Stendhal Syndrome is basically an art attack, a psychological state brought on by over exposure to a deluge of beauty. Findings have shown that it is commonly suffered by visitors to the stunning and busting-with-art, Italian city of Florence who simply cannot cope with the scale of beauty to be found there.
It wasn’t named until the late 70s when an Italian psychiatrist at a Florentine hospital began noticing an influx of tourists who appeared to be suffering from curious symptoms such as panic attacks and temporary bouts of madness.
In 2000, Guardian columnist, Mark Ravenhill, complained that ‘the trouble with art these days is that there’s too much of it’. In the year 2000 (TWO THOUSAND) this guy was complaining about there being too much culture to absorb. Back then, not only was there exponentially less culture to absorb, there was easily half the mediums through which to absorb said surfeit and the shows weren’t even remotely as good as what we’re dealing with now. There was no online streaming services, podcasts, on demand telly, YouTube was barely a thing yet, not to mention the 24-hour soap opera of social media. Cry me a river, Ravenhill, you basically had to decide between Friends, Sex & The City and Law & Order. You know nothing of our current struggles. In the here and now, the pressure to consume new media is nearly outweighing the pleasure we get from it.
So here are the 5 signs, you may be suffering from culture overload…
#1 The anticipation of a new season drop on Netflix is accompanied by mild anxiety about how you’ll find the time to watch it along with all the other shows recently recommended to you and saved on your phone notes. And still work, see friends, parent your kids, update your blog, listen to the news, post on Instagram and on and on.
#2 You feel enormous pressure to immediately binge everything the minute it comes out so that you’re not out of the loop on the Whatsapp group or in danger of accidentally stumbling across spoilers on Twitter. Binging is such a waste of good TV.

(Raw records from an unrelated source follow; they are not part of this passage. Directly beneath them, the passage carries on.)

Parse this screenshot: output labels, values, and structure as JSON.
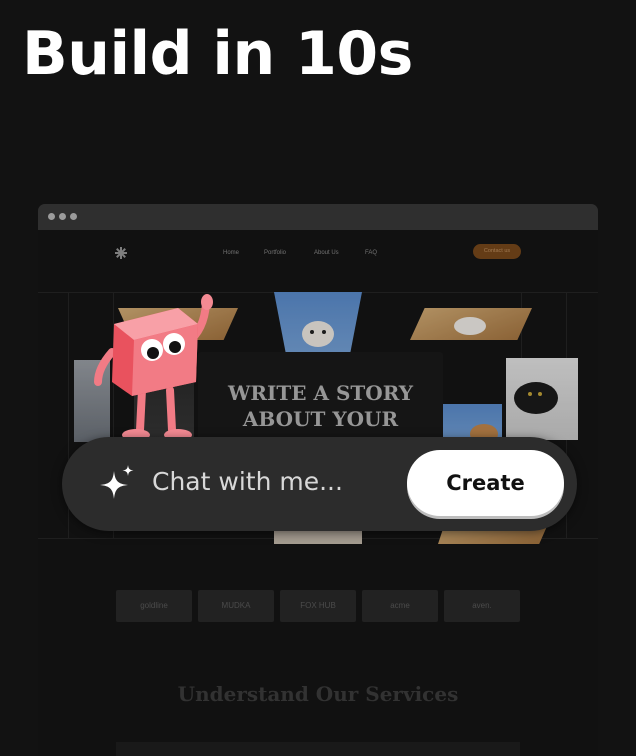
{
  "headline": "Build in 10s",
  "site": {
    "nav": [
      "Home",
      "Portfolio",
      "About Us",
      "FAQ"
    ],
    "contact_label": "Contact us",
    "hero_title": "WRITE A STORY\nABOUT YOUR",
    "brand_logos": [
      "goldline",
      "MUDKA",
      "FOX HUB",
      "acme",
      "aven."
    ],
    "services_title": "Understand Our Services"
  },
  "chat": {
    "placeholder": "Chat with me...",
    "create_label": "Create"
  },
  "colors": {
    "background": "#121212",
    "pill": "#2c2c2c",
    "mascot": "#f2606a",
    "accent_button": "#7a4a1c"
  },
  "icons": [
    "browser-dots-icon",
    "site-logo-icon",
    "sparkle-icon",
    "mascot-icon"
  ]
}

#3 You multitask like a boss to try and stay on top of the constant stream of content. It’s become a very unpleasant compulsion that I watch TV with phone in hand, reading tweets about the show from anonymous nobodies while I’m actually watching the show. When Making a Murderer was the biggest visual event of the century the pressure to get to the end was so intense that one night, the idea of having sex at the same time as watching Making a Murderer was actually mooted as a time-saving measure. That, my friends, is culture overload (and peak married). Incidentally, we did not go through with the plan, as we decided the content of Making a Murderer would be off-putting. I suppose I hardly need to add that we opted for Making a Murderer and not the sex.
#4 You find social gatherings have become an unpleasant game of one-upmanship about who has watched all the shows. When you are the person who has watched all the shows it must feel great, you’re informed, erudite, in the know. When you’re the person who hasn’t watched all the shows, the evening descends into basically being assigned impossible realms of homework. I slump home positively dreading the new “amazing” shows that I “have to” watch.

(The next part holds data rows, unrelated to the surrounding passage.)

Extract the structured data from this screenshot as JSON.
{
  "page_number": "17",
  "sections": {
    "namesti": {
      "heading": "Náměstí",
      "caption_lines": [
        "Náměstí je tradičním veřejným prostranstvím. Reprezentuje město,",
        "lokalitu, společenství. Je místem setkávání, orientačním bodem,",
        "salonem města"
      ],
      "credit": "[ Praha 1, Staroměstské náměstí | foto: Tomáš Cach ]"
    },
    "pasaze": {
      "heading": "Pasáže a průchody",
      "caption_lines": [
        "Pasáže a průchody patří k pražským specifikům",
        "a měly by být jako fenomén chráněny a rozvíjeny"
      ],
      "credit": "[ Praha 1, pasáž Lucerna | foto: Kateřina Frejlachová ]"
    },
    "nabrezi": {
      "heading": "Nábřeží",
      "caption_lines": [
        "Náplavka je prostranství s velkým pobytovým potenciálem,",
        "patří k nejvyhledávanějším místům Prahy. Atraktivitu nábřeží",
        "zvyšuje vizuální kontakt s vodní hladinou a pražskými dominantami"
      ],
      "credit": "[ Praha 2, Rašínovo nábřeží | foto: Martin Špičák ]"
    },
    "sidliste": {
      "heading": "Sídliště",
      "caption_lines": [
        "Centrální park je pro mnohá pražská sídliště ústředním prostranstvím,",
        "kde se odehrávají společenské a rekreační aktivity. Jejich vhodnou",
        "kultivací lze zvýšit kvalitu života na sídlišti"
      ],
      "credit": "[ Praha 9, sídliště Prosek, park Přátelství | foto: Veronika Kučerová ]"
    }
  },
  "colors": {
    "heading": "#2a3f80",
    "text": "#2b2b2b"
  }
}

#5 You start to find it hard to commit to a show. Watching series’ or reading books or even reading slightly longer articles has come to resemble that feeling when you’re at a party and you know the person you are with is constantly scanning the crowd looking for someone better to talk to.
And the answer to all this angst is… *drumrolllll*…. a time machine. I’m sorry, I don’t know what else to suggest except a return to a simpler time when there was only one show widely talked about (Friends), though that was a decidedly more bland era of ONLY white people, with impossibly nice apartments for their pay grade. Hmmmm on second thoughts I’m going to enact these three simple rules to better combat my culture overload.
One, I will leave my phone in the other room when watching TV.
Two, I will not recommend TV shows to others unless they ask me, lest I trigger their own culture overload.
And three, whenever people start to tell me that I “have to” watch/read/listen to anything I’m going to burst into a really obnoxious drunk-uncle-at-a-wedding style rendition of I Did It My Way, until they go away.